# Festplatten ausschalten auch SSD?



## Sugar70 (27. März 2011)

Hi@all,
Windows7 bietet mir ja an die Festplatten nach einer bestimmten/ von mir angegebenen Zeit auszuschalten.
Bezieht sich das nur auf die HDDs oder wird dann auch die SSD mit ausgeschaltet?
Möchte nur die HDDs nach einer gewissen Zeit ausschalten lassen. Ist das möglich?

Gruß


----------



## 0Martin21 (27. März 2011)

warum willst du die Platten wechseln? das muß man nicht und wenn müßte das möglich sein.


----------



## i.neT' (27. März 2011)

Soweit ich weiß Schalted er beide Platten ab.


----------



## robbe (27. März 2011)

Ich bin mir nicht mal sicher, ob die Systemplatte in Win7 (welche ja sicher die SSD sein wird) überhaupt abgeschaltet wird. 
Kann auch sein, das Win7 generell keine SSDs abschaltet, da das System die SSD ja als solche erkennt und sich entsprechend konfiguriert.

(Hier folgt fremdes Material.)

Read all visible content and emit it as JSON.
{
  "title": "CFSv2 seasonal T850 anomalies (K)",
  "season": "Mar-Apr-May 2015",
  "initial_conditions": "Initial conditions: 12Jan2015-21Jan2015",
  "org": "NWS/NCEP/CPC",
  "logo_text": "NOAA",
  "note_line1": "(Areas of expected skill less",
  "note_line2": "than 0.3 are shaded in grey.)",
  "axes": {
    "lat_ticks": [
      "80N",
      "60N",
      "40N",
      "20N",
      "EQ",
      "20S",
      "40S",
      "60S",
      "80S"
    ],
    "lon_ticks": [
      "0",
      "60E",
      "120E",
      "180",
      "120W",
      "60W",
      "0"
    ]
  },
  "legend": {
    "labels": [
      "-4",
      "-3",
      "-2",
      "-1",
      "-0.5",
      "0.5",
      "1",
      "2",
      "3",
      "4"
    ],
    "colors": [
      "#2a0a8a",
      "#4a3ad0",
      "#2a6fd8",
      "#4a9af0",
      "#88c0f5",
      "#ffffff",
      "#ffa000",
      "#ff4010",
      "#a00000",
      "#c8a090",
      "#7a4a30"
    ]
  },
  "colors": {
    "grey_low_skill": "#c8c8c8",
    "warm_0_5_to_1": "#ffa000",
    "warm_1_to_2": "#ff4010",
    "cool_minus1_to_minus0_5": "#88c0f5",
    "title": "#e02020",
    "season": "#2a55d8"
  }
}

Generell halte ich von diesen "Festplatten abschalten nach" nicht wirklich was. Wird bei mir immer als erstes abgeschaltet, wenn ich Win 7 aufsetze. Wenn ich mich nicht irre, ist ständiges An/Abschalten für Festplatten wesentlich schädlicher als Dauerbetrieb. Und der Stromverbauch von Festplatten ist ja nun wirklich vernachlässigbar.


----------



## 0Martin21 (27. März 2011)

ich denke das ding, mit abschalten kommt ursprünlich aus den Serverbereich und da sind die Platte shon stark gequält und um die Hitze mal los zu werden und 1h am Tag die Platte zu entspannen, oder auskühlen zu lassen wurde das gemacht, aber bei SSD ist das so wie so nicht nötig, was bei einer HDD mit ein wenig Luftstrom auch nicht sinnvoll sein sollte.


----------



## Vaykir (27. März 2011)

Die Systemplatte wird nicht ausgeschaltet und (falls es denn deine SSD ist) somit auch nicht die SSD.


----------



## ghostadmin (27. März 2011)

Andere Frage: Was willst du denn bei einer SSD abschalten? Bei einer HDD hören auch nur die Platter auf sich zu drehen, bei einer SSD dreht sich nunmal nix.


----------



## Sugar70 (27. März 2011)

Die SSD will ich ja auch nicht ausschalten! 
Meine Überlegung war die HDDs Aufgrund Laufgeräuschen abschalten zu lassen! Habe zwar die Caviar Green HDDs, wo sich der Lesekopf sowieso in den "Ruhezustand" setzt wenn er nicht gebraucht wird. Es ging mir nur darum, das die HDDs komplett auszuschalten.
Unabhängig von der SSD!


----------



## ghostadmin (27. März 2011)

Soweit ich weiß, kann Windows 7 die Platten getrennt abschalten und auch wieder anschalten, probiers doch einfach mal aus. 
Bei einer SSD wäre es egal ob sie "aus" ist, die muss nicht erneut anlaufen und steht auch sofort zur Verfügung.


----------



## Sugar70 (27. März 2011)

Ist glaube ich die beste Möglichkeit wie du schon schreibst...ich Teste mal! 
Wie gesagt...die SSD soll ja auch nicht aus sein!

Danke für die Antworten!


----------